Does it really work for weight loss?
The answer is yes, but there is a caveat to that statement. After two to three weeks on the ketogenic diet, the body will begin the process of burning fat for fuel (ketosis). Therefore, do not anticipate seeing benefits immediately. Studies have indicated that adhering to a ketogenic diet that is either low in carbohydrates or very low in carbohydrates can help people lose weight.
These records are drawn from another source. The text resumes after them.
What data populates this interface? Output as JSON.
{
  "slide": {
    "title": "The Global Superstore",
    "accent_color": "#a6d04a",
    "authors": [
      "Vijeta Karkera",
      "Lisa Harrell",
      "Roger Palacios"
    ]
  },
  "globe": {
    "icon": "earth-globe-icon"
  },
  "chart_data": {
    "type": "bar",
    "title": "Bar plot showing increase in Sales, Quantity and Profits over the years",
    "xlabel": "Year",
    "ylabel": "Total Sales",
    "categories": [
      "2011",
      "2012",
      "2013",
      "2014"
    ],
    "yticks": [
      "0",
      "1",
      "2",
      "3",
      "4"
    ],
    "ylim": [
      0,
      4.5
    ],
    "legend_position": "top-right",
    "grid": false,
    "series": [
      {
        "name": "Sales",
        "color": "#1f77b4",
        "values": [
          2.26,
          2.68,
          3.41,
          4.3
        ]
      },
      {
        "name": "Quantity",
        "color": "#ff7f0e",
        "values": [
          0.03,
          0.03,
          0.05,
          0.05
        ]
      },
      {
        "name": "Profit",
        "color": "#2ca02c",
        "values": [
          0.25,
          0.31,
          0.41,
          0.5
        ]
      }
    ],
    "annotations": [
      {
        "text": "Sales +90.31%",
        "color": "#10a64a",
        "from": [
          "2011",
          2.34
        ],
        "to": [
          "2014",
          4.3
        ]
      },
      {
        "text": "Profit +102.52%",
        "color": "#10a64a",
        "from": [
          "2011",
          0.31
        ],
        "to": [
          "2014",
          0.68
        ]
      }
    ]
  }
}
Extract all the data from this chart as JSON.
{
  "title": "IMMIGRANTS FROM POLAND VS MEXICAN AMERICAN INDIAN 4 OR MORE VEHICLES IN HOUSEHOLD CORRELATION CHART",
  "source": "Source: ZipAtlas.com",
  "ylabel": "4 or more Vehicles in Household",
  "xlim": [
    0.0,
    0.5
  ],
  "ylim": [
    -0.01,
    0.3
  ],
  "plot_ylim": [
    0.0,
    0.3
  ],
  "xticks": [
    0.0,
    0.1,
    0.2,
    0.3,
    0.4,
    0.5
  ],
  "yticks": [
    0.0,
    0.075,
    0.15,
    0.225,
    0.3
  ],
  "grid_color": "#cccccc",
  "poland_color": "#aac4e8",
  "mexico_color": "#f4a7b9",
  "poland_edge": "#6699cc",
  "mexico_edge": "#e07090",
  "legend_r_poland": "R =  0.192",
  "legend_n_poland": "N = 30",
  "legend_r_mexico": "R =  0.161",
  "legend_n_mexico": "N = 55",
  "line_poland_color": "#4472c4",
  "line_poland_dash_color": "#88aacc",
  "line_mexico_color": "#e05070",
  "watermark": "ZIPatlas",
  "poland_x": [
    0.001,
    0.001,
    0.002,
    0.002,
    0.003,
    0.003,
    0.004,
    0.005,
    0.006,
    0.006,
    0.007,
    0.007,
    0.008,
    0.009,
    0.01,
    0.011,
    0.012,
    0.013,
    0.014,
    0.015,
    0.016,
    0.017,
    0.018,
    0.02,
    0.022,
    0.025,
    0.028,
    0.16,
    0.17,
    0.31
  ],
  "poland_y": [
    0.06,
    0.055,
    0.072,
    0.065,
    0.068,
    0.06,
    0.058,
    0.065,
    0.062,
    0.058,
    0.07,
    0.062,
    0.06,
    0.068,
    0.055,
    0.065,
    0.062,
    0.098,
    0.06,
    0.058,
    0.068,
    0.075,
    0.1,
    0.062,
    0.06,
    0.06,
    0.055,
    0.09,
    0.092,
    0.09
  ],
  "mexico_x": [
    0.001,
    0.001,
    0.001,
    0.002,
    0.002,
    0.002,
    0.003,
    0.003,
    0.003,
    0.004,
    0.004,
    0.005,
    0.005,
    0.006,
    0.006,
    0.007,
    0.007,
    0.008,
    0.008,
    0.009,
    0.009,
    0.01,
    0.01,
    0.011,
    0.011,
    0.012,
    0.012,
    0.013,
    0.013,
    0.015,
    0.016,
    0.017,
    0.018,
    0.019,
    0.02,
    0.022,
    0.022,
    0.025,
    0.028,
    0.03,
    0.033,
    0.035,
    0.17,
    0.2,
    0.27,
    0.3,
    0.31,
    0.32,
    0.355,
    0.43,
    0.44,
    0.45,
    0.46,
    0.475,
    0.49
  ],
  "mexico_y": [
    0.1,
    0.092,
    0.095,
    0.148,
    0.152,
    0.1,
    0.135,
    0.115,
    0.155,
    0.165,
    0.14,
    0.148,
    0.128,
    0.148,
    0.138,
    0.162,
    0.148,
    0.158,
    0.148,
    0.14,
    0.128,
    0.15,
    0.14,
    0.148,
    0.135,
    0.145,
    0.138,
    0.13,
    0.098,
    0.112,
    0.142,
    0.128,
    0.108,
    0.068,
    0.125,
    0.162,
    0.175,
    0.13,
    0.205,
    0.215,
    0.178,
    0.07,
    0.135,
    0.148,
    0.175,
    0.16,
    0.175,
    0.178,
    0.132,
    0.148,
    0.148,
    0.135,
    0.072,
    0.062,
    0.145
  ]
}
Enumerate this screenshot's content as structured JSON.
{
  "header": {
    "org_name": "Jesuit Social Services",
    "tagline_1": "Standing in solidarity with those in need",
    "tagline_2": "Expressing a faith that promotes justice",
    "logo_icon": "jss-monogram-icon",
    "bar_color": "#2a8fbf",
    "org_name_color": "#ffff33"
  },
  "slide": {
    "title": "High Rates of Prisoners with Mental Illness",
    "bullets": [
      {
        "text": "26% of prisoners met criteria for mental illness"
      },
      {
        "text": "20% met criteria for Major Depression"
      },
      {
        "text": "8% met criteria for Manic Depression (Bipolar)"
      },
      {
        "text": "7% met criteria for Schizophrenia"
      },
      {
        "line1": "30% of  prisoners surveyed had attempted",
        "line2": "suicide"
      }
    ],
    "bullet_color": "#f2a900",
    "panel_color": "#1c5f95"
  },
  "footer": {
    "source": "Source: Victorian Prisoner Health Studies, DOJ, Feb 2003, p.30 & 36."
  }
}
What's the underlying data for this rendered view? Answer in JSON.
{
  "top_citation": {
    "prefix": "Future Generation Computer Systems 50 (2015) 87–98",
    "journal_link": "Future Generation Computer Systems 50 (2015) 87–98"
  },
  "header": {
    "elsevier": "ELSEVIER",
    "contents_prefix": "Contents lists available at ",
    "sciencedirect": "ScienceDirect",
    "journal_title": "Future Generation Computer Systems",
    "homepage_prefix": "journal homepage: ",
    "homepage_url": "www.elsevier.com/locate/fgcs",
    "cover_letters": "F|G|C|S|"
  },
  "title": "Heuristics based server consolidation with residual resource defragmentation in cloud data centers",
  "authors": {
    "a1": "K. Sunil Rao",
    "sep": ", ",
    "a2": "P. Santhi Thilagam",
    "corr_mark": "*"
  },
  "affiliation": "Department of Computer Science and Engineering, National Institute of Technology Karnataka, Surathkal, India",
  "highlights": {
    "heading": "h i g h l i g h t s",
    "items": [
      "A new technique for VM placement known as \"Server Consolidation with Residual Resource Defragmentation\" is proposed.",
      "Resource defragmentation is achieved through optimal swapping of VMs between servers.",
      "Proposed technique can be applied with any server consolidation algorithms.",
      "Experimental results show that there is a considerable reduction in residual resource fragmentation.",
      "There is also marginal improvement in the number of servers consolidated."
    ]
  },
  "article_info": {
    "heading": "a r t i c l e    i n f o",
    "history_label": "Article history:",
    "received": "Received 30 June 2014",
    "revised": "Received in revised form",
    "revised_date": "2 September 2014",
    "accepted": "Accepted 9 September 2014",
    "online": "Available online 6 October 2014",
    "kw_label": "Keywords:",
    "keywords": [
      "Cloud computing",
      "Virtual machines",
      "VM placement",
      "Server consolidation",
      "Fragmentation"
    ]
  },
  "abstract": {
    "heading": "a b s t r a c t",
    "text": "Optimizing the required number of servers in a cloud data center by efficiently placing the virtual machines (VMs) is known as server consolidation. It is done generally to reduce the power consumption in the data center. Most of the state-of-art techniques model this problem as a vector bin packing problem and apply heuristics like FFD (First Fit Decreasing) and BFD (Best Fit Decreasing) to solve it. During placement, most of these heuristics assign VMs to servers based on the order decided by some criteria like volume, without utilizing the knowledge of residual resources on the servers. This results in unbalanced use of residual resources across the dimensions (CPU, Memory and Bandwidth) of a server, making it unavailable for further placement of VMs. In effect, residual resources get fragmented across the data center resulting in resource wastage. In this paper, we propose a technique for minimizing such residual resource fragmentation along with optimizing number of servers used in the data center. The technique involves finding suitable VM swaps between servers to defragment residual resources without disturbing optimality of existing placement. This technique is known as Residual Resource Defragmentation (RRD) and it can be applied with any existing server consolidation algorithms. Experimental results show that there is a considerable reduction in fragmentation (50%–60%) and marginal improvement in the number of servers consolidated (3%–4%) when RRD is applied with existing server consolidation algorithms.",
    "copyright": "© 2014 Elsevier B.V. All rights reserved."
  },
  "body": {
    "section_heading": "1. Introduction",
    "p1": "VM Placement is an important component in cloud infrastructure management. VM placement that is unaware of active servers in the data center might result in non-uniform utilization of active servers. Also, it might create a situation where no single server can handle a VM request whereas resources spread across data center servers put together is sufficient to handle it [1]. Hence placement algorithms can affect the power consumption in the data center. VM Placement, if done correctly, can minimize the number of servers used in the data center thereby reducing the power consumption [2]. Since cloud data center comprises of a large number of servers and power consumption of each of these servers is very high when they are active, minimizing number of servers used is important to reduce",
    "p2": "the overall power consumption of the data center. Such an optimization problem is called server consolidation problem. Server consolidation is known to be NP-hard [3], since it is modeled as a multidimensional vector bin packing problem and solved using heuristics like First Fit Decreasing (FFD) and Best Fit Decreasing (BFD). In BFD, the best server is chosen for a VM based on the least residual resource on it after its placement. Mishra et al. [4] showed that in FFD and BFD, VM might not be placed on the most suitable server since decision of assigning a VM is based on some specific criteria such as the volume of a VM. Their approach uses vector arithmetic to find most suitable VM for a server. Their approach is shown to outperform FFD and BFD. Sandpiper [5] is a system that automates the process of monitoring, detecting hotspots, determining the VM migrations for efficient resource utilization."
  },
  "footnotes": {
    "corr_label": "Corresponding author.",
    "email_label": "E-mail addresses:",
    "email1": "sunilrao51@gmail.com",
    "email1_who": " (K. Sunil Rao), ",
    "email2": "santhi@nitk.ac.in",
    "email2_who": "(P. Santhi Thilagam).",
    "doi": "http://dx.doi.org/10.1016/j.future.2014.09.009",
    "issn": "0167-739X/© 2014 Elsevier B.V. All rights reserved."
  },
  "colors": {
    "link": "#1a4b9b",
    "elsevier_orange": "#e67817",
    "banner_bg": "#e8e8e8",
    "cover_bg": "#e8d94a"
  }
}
Ewoldt offers some words of caution here: "This is a pretty limited diet, and it can be difficult to stick to it. The typical person is not going to be able to maintain this behavior over the long term. In addition, there is a large level of saturated fat, and only small amounts of fruits, vegetables, and whole grains are included in the dish, so it is not the healthiest option."
Why do some athletes follow a keto diet?
This is how Ewoldt explains it: "An athlete who maintains a healthy diet that includes carbs is able to store approximately 2,500 calories of glucose, which is the body's preferred source of energy if they do so. On the other hand, this athlete has access to around 40,000 calories worth of fat."
The theory behind this is that if one switches to a diet that is heavy in fat, eventually, the body will adapt to using fat for energy instead of carbohydrates. It seems to reason that endurance athletes, such as marathon runners and triathletes, would be able to compete for longer periods of time if they had access to a far larger quantity of fat. However, athletes need to consume some carbohydrates in addition to fat in order to meet their energy needs. According to Ewoldt, the process of transitioning your body from burning glucose to burning fat can take anything from several weeks to several months.